Comment s’assurer que l’argent soit judicieusement dépensé ?
La Commission a retenu tout un ensemble de mesures afin d’éviter que le produit du Grand Emprunt soit employé à mauvais escient :
La quasi-totalité des fonds sera attribué sur appel à projets,
Les fonds seront logés non pas dans les budgets généraux des ministères, mais dans des organismes spécifiquement désignés en raison de leur compétence dans les domaines d’investissement choisis (par exemple OSEO pour le soutien aux PME innovantes, le CEA pour l’investissement dans les énergies décarbonées, l’ANR pour la sélection des campus d’excellence, etc). Ces organismes agiront dans le cadre de cahiers des charges clairement établis.

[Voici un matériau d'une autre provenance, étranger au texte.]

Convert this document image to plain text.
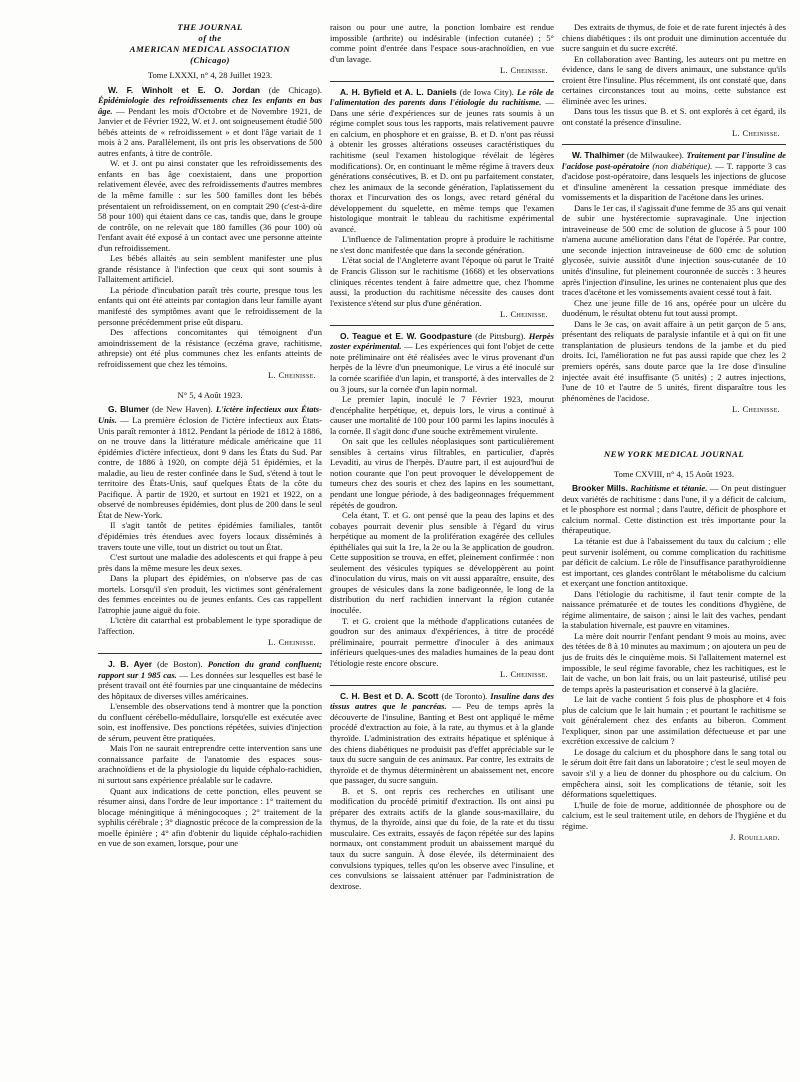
THE JOURNAL
of the
AMERICAN MEDICAL ASSOCIATION
(Chicago)
Tome LXXXI, n° 4, 28 Juillet 1923.

W. F. Winholt et E. O. Jordan (de Chicago). Épidémiologie des refroidissements chez les enfants en bas âge. — Pendant les mois d'Octobre et de Novembre 1921, de Janvier et de Février 1922, W. et J. ont soigneusement étudié 500 bébés atteints de « refroidissement » et dont l'âge variait de 1 mois à 2 ans. Parallèlement, ils ont pris les observations de 500 autres enfants, à titre de contrôle.

W. et J. ont pu ainsi constater que les refroidissements des enfants en bas âge coexistaient, dans une proportion relativement élevée, avec des refroidissements d'autres membres de la même famille : sur les 500 familles dont les bébés présentaient un refroidissement, on en comptait 290 (c'est-à-dire 58 pour 100) qui étaient dans ce cas, tandis que, dans le groupe de contrôle, on ne relevait que 180 familles (36 pour 100) où l'enfant avait été exposé à un contact avec une personne atteinte d'un refroidissement.

Les bébés allaités au sein semblent manifester une plus grande résistance à l'infection que ceux qui sont soumis à l'allaitement artificiel.

La période d'incubation paraît très courte, presque tous les enfants qui ont été atteints par contagion dans leur famille ayant manifesté des symptômes avant que le refroidissement de la personne précédemment prise eût disparu.

Des affections concomitantes qui témoignent d'un amoindrissement de la résistance (eczéma grave, rachitisme, athrepsie) ont été plus communes chez les enfants atteints de refroidissement que chez les témoins.

L. Cheinisse.
N° 5, 4 Août 1923.

G. Blumer (de New Haven). L'ictère infectieux aux États-Unis. — La première éclosion de l'ictère infectieux aux États-Unis paraît remonter à 1812. Pendant la période de 1812 à 1886, on ne trouve dans la littérature médicale américaine que 11 épidémies d'ictère infectieux, dont 9 dans les États du Sud. Par contre, de 1886 à 1920, on compte déjà 51 épidémies, et la maladie, au lieu de rester confinée dans le Sud, s'étend à tout le territoire des États-Unis, sauf quelques États de la côte du Pacifique. À partir de 1920, et surtout en 1921 et 1922, on a observé de nombreuses épidémies, dont plus de 200 dans le seul État de New-York.

Il s'agit tantôt de petites épidémies familiales, tantôt d'épidémies très étendues avec foyers locaux disséminés à travers toute une ville, tout un district ou tout un État.

C'est surtout une maladie des adolescents et qui frappe à peu près dans la même mesure les deux sexes.

Dans la plupart des épidémies, on n'observe pas de cas mortels. Lorsqu'il s'en produit, les victimes sont généralement des femmes enceintes ou de jeunes enfants. Ces cas rappellent l'atrophie jaune aiguë du foie.

L'ictère dit catarrhal est probablement le type sporadique de l'affection.

L. Cheinisse.

J. B. Ayer (de Boston). Ponction du grand confluent; rapport sur 1 985 cas. — Les données sur lesquelles est basé le présent travail ont été fournies par une cinquantaine de médecins des hôpitaux de diverses villes américaines.

L'ensemble des observations tend à montrer que la ponction du confluent cérébello-médullaire, lorsqu'elle est exécutée avec soin, est inoffensive. Des ponctions répétées, suivies d'injection de sérum, peuvent être pratiquées.

Mais l'on ne saurait entreprendre cette intervention sans une connaissance parfaite de l'anatomie des espaces sous-arachnoïdiens et de la physiologie du liquide céphalo-rachidien, ni surtout sans expérience préalable sur le cadavre.

Quant aux indications de cette ponction, elles peuvent se résumer ainsi, dans l'ordre de leur importance : 1° traitement du blocage méningitique à méningocoques ; 2° traitement de la syphilis cérébrale ; 3° diagnostic précoce de la compression de la moelle épinière ; 4° afin d'obtenir du liquide céphalo-rachidien en vue de son examen, lorsque, pour une

raison ou pour une autre, la ponction lombaire est rendue impossible (arthrite) ou indésirable (infection cutanée) ; 5° comme point d'entrée dans l'espace sous-arachnoïdien, en vue d'un lavage.

L. Cheinisse.

A. H. Byfield et A. L. Daniels (de Iowa City). Le rôle de l'alimentation des parents dans l'étiologie du rachitisme. — Dans une série d'expériences sur de jeunes rats soumis à un régime complet sous tous les rapports, mais relativement pauvre en calcium, en phosphore et en graisse, B. et D. n'ont pas réussi à obtenir les grosses altérations osseuses caractéristiques du rachitisme (seul l'examen histologique révélait de légères modifications). Or, en continuant le même régime à travers deux générations consécutives, B. et D. ont pu parfaitement constater, chez les animaux de la seconde génération, l'aplatissement du thorax et l'incurvation des os longs, avec retard général du développement du squelette, en même temps que l'examen histologique montrait le tableau du rachitisme expérimental avancé.

L'influence de l'alimentation propre à produire le rachitisme ne s'est donc manifestée que dans la seconde génération.

L'état social de l'Angleterre avant l'époque où parut le Traité de Francis Glisson sur le rachitisme (1668) et les observations cliniques récentes tendent à faire admettre que, chez l'homme aussi, la production du rachitisme nécessite des causes dont l'existence s'étend sur plus d'une génération.

L. Cheinisse.

O. Teague et E. W. Goodpasture (de Pittsburg). Herpès zoster expérimental. — Les expériences qui font l'objet de cette note préliminaire ont été réalisées avec le virus provenant d'un herpès de la lèvre d'un pneumonique. Le virus a été inoculé sur la cornée scarifiée d'un lapin, et transporté, à des intervalles de 2 ou 3 jours, sur la cornée d'un lapin normal.

Le premier lapin, inoculé le 7 Février 1923, mourut d'encéphalite herpétique, et, depuis lors, le virus a continué à causer une mortalité de 100 pour 100 parmi les lapins inoculés à la cornée. Il s'agit donc d'une souche extrêmement virulente.

On sait que les cellules néoplasiques sont particulièrement sensibles à certains virus filtrables, en particulier, d'après Levaditi, au virus de l'herpès. D'autre part, il est aujourd'hui de notion courante que l'on peut provoquer le développement de tumeurs chez des souris et chez des lapins en les soumettant, pendant une longue période, à des badigeonnages fréquemment répétés de goudron.

Cela étant, T. et G. ont pensé que la peau des lapins et des cobayes pourrait devenir plus sensible à l'égard du virus herpétique au moment de la prolifération exagérée des cellules épithéliales qui suit la 1re, la 2e ou la 3e application de goudron. Cette supposition se trouva, en effet, pleinement confirmée : non seulement des vésicules typiques se développèrent au point d'inoculation du virus, mais on vit aussi apparaître, ensuite, des groupes de vésicules dans la zone badigeonnée, le long de la distribution du nerf rachidien innervant la région cutanée inoculée.

T. et G. croient que la méthode d'applications cutanées de goudron sur des animaux d'expériences, à titre de procédé préliminaire, pourrait permettre d'inoculer à des animaux inférieurs quelques-unes des maladies humaines de la peau dont l'étiologie reste encore obscure.

L. Cheinisse.

C. H. Best et D. A. Scott (de Toronto). Insuline dans des tissus autres que le pancréas. — Peu de temps après la découverte de l'insuline, Banting et Best ont appliqué le même procédé d'extraction au foie, à la rate, au thymus et à la glande thyroïde. L'administration des extraits hépatique et splénique à des chiens diabétiques ne produisit pas d'effet appréciable sur le taux du sucre sanguin de ces animaux. Par contre, les extraits de thyroïde et de thymus déterminèrent un abaissement net, encore que passager, du sucre sanguin.

B. et S. ont repris ces recherches en utilisant une modification du procédé primitif d'extraction. Ils ont ainsi pu préparer des extraits actifs de la glande sous-maxillaire, du thymus, de la thyroïde, ainsi que du foie, de la rate et du tissu musculaire. Ces extraits, essayés de façon répétée sur des lapins normaux, ont constamment produit un abaissement marqué du taux du sucre sanguin. À dose élevée, ils déterminaient des convulsions typiques, telles qu'on les observe avec l'insuline, et ces convulsions se laissaient atténuer par l'administration de dextrose.

Des extraits de thymus, de foie et de rate furent injectés à des chiens diabétiques : ils ont produit une diminution accentuée du sucre sanguin et du sucre excrété.

En collaboration avec Banting, les auteurs ont pu mettre en évidence, dans le sang de divers animaux, une substance qu'ils croient être l'insuline. Plus récemment, ils ont constaté que, dans certaines circonstances tout au moins, cette substance est éliminée avec les urines.

Dans tous les tissus que B. et S. ont explorés à cet égard, ils ont constaté la présence d'insuline.

L. Cheinisse.

W. Thalhimer (de Milwaukee). Traitement par l'insuline de l'acidose post-opératoire (non diabétique). — T. rapporte 3 cas d'acidose post-opératoire, dans lesquels les injections de glucose et d'insuline amenèrent la cessation presque immédiate des vomissements et la disparition de l'acétone dans les urines.

Dans le 1er cas, il s'agissait d'une femme de 35 ans qui venait de subir une hystérectomie supravaginale. Une injection intraveineuse de 500 cmc de solution de glucose à 5 pour 100 n'amena aucune amélioration dans l'état de l'opérée. Par contre, une seconde injection intraveineuse de 600 cmc de solution glycosée, suivie aussitôt d'une injection sous-cutanée de 10 unités d'insuline, fut pleinement couronnée de succès : 3 heures après l'injection d'insuline, les urines ne contenaient plus que des traces d'acétone et les vomissements avaient cessé tout à fait.

Chez une jeune fille de 16 ans, opérée pour un ulcère du duodénum, le résultat obtenu fut tout aussi prompt.

Dans le 3e cas, on avait affaire à un petit garçon de 5 ans, présentant des reliquats de paralysie infantile et à qui on fit une transplantation de plusieurs tendons de la jambe et du pied droits. Ici, l'amélioration ne fut pas aussi rapide que chez les 2 premiers opérés, sans doute parce que la 1re dose d'insuline injectée avait été insuffisante (5 unités) ; 2 autres injections, l'une de 10 et l'autre de 5 unités, firent disparaître tous les phénomènes de l'acidose.

L. Cheinisse.
NEW YORK MEDICAL JOURNAL
Tome CXVIII, n° 4, 15 Août 1923.

Brooker Mills. Rachitisme et tétanie. — On peut distinguer deux variétés de rachitisme : dans l'une, il y a déficit de calcium, et le phosphore est normal ; dans l'autre, déficit de phosphore et calcium normal. Cette distinction est très importante pour la thérapeutique.

La tétanie est due à l'abaissement du taux du calcium ; elle peut survenir isolément, ou comme complication du rachitisme par déficit de calcium. Le rôle de l'insuffisance parathyroïdienne est important, ces glandes contrôlant le métabolisme du calcium et exerçant une fonction antitoxique.

Dans l'étiologie du rachitisme, il faut tenir compte de la naissance prématurée et de toutes les conditions d'hygiène, de régime alimentaire, de saison ; ainsi le lait des vaches, pendant la stabulation hivernale, est pauvre en vitamines.

La mère doit nourrir l'enfant pendant 9 mois au moins, avec des tétées de 8 à 10 minutes au maximum ; on ajoutera un peu de jus de fruits dès le cinquième mois. Si l'allaitement maternel est impossible, le seul régime favorable, chez les rachitiques, est le lait de vache, un bon lait frais, ou un lait pasteurisé, utilisé peu de temps après la pasteurisation et conservé à la glacière.

Le lait de vache contient 5 fois plus de phosphore et 4 fois plus de calcium que le lait humain ; et pourtant le rachitisme se voit généralement chez des enfants au biberon. Comment l'expliquer, sinon par une assimilation défectueuse et par une excrétion excessive de calcium ?

Le dosage du calcium et du phosphore dans le sang total ou le sérum doit être fait dans un laboratoire ; c'est le seul moyen de savoir s'il y a lieu de donner du phosphore ou du calcium. On empêchera ainsi, soit les complications de tétanie, soit les déformations squelettiques.

L'huile de foie de morue, additionnée de phosphore ou de calcium, est le seul traitement utile, en dehors de l'hygiène et du régime.

J. Rouillard.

Un mécanisme d’évaluation et de suivi sera mis en place, animé par un Haut Commissaire en la personne de René Ricol.
La plupart des dépenses sont assorties d’indicateurs de performance fixés à l’avance, qui feront l’objet du suivi, et nombre d’entre elles vont donner lieu à la constitution d’actifs qui créent une valeur patrimoniale pour l’Etat.
Enfin, dans nombre de cas également, l’investissement public est assorti d’une condition d’apport de fonds privés, qui assurent un effet de levier sur les fonds publics dépensés.
Alain Juppé a conclu le débat avec les participants en affirmant sa conviction que la croissance reste un objectif souhaitable pour la France, mais une croissance plus économe en ressources rares : une « sobriété heureuse » selon ses termes.